Kyoto Club: “Accordo di Parigi. La decisione di Trump di uscire dall’Accordo è ideologica”
“Uscire dagli Accordi di Parigi è una decisione ideologica che si ritorcerà contro gli interessi USA”. Questo è quanto afferma Gianni Silvestrini, direttore scientifico di Kyoto Club, che insiste: “prevedo che si allargherà un altro fronte di resistenza come non si vedeva dai tempi della guerra del Vietnam”.

“La decisione di Trump è ideologica e si ritorcerà contro gli interessi Usa. Prevedo che si allargherà un largo fronte di resistenza, come non si vedeva dai tempi della guerra del Vietnam. Gli altri paesi, ad iniziare da Cina e India, numero uno e tre per emissioni prodotte, stanno facendo molto di più di quanto promesso a Parigi. L’Europa adesso deve alzare il livello dell’impegno di riduzione al 2030 delle emissioni climalteranti passando dal 40 al 45% rispetto al 1990”.

Edo Ronchi: “Solo nel 2020 Trump potrà uscire legalmente da accordo Parigi”
Come può Trump uscire legalmente da Accordo Parigi? E’ la domanda che pone Edo Ronchi. “Il Presidente Trump ha annunciato la sua decisione di uscire dall’Accordo di Parigi sul clima. Non ha ancora detto come intende procedere per farlo. I trattati internazionali – sottolinea l’ex ministro dell’Ambiente, ora presidente della Fondazione sviluppo sostenibile – sono regolati dalla Convenzione di Vienna (1969) che prevede (art.42) che il ritiro da un trattato internazionale possa avvenire secondo le modalità previste dal trattato stesso”.

“L’Accordo di Parigi – sottoscritto da 175 Paesi, Stati Uniti compresi – è un trattato internazionale – ricorda Ronchi- in vigore dal 4 novembre 2016 , avendo superato i due quorum previsti (sottoscrizione di almeno il 55% dei Paesi che rappresentano almeno il 55% delle emissioni mondiali). L’art.28 dell’Accordo di Parigi in prevede- per consentire l’avvio dei suoi complessi meccanismi – che per tre anni dalla sua entrata in vigore –quindi fino al 4 novembre 2019- nessun Paese possa notificare la decisione per uscirne e che , presentata tale notifica , debba passare almeno un altro anno perché possa avere efficacia.

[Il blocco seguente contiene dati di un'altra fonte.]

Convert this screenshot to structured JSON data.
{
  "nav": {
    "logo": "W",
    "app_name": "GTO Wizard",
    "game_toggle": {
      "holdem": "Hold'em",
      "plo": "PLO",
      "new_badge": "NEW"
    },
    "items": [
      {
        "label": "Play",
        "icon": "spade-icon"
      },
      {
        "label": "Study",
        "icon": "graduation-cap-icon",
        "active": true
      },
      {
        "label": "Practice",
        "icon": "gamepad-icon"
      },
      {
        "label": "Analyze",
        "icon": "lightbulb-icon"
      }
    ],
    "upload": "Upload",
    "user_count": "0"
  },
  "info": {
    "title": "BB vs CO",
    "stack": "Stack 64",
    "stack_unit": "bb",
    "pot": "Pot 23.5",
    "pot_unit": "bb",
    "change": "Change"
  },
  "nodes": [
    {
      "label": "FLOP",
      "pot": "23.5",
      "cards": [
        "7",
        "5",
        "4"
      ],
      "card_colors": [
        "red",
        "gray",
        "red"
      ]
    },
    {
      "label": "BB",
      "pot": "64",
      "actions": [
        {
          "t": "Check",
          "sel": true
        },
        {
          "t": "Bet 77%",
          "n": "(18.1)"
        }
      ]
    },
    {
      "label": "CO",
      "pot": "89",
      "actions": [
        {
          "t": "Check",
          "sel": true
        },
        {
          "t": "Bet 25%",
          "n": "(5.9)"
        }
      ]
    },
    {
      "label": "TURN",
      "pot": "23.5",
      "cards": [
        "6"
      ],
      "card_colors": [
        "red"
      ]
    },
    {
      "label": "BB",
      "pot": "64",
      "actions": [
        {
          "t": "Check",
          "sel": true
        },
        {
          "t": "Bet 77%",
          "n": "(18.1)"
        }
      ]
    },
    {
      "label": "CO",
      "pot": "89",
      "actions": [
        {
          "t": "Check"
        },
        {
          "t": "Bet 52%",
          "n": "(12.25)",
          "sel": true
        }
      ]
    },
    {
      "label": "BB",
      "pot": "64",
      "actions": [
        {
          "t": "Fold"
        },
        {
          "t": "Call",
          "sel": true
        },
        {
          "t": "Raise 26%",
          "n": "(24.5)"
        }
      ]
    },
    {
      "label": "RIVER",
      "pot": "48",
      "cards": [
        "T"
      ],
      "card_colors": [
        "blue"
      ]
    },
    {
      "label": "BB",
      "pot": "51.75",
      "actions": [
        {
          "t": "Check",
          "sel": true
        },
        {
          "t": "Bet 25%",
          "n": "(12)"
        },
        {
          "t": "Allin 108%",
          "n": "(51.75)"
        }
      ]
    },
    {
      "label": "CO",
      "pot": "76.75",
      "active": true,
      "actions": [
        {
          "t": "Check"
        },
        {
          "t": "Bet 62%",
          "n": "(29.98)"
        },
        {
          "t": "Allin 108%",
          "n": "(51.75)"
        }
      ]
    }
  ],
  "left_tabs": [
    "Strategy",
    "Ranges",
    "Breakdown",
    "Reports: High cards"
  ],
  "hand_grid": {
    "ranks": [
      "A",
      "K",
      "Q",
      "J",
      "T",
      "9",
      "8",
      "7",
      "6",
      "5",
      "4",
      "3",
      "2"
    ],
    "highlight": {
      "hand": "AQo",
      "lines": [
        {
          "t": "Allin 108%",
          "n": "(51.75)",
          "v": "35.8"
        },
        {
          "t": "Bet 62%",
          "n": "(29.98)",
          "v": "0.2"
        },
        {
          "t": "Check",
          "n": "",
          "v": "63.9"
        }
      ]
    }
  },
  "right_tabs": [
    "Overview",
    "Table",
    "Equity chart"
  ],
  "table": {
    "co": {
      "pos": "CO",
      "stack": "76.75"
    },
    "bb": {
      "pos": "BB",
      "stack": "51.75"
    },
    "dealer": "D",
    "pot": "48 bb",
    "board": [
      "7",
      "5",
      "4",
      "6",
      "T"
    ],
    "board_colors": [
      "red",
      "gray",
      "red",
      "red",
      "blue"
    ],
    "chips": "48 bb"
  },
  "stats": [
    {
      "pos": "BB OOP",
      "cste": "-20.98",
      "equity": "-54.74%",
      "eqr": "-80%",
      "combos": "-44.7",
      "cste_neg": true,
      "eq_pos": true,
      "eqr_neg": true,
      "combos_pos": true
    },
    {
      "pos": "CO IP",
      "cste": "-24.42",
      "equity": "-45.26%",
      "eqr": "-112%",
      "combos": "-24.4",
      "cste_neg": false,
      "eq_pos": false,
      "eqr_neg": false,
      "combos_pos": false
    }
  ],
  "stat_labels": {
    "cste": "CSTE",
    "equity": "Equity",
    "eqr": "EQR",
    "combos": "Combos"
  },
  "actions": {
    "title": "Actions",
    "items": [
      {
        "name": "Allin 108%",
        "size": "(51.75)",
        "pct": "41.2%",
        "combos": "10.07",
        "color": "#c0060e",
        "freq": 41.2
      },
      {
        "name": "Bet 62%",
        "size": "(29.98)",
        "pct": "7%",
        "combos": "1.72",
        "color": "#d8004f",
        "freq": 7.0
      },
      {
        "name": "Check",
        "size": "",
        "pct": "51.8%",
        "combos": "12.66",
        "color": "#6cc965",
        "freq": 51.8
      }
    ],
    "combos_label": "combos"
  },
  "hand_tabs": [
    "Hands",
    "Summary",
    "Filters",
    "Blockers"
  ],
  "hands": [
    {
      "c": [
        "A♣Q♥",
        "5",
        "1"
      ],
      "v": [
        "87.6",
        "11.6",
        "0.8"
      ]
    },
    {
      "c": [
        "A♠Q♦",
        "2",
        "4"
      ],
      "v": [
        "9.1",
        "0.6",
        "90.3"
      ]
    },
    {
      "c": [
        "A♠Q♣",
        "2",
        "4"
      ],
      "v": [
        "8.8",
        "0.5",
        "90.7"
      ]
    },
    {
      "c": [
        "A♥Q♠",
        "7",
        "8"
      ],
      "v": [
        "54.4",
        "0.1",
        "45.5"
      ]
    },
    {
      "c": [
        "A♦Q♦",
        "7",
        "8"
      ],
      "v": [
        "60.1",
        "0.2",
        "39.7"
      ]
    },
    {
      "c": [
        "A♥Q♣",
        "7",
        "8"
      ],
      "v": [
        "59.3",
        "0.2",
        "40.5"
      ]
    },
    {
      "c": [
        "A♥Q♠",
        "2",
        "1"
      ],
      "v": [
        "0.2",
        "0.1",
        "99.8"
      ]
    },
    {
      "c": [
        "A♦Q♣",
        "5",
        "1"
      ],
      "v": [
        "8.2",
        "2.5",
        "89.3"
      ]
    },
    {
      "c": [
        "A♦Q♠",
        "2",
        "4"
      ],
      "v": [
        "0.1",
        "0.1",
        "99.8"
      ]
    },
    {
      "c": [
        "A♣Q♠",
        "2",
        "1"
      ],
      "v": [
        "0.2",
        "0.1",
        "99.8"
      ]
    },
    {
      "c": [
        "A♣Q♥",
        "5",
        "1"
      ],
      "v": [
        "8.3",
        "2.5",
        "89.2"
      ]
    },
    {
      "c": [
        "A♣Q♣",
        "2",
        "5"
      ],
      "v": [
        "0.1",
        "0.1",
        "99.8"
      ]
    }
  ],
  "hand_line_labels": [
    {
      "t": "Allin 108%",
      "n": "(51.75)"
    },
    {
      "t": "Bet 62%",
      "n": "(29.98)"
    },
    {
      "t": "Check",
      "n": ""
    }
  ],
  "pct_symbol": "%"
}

Almeno fino al 4 novembre 2020, quindi, nessuno dei Paesi firmatari dell’Accordo di Parigi può legalmente uscirne. Poiché le prossime elezioni Presidenziali americane sono fissate il 3 novembre 2020, Trump, se seguisse la via della legalità internazionale, per vedere l’uscita dall’Accordo di Parigi, dovrebbe essere prima rieletto “.

Per Ronchi, infine, colpisce anche nel calcolo della convenienza economica per gli USA il metodo usato da Trump: quello di contare solo i vantaggi di quei settori che lo hanno appoggiato in campagna elettorale (del carbone e dell’industria ad alta intensità energetica fossile). “Non ha infatti nemmeno citato -conclude Ronchi- né i costi della crisi climatica che sono ingenti anche negli Usa (siccità con perdite in agricoltura ,enormi costi assicurativi e di riparazione dei gravissimi danni causati dell’aumento della frequenza e della intensità degli eventi atmosferici estremi ,costi sanitari delle ondate di calore ecc) ,né i vantaggi economici e occupazionali generati dagli investimenti sviluppati dalle diverse imprese americane low-carbon della green economy , di gran lunga maggiori di quelli possibili del settore dei combustibili fossili . Se l’annuncio di Trump dovesse concretizzarsi, i danni economici per gli USA sarebbero ben maggiori dei vantaggi procurati ad alcuni dei suoi sostenitori“.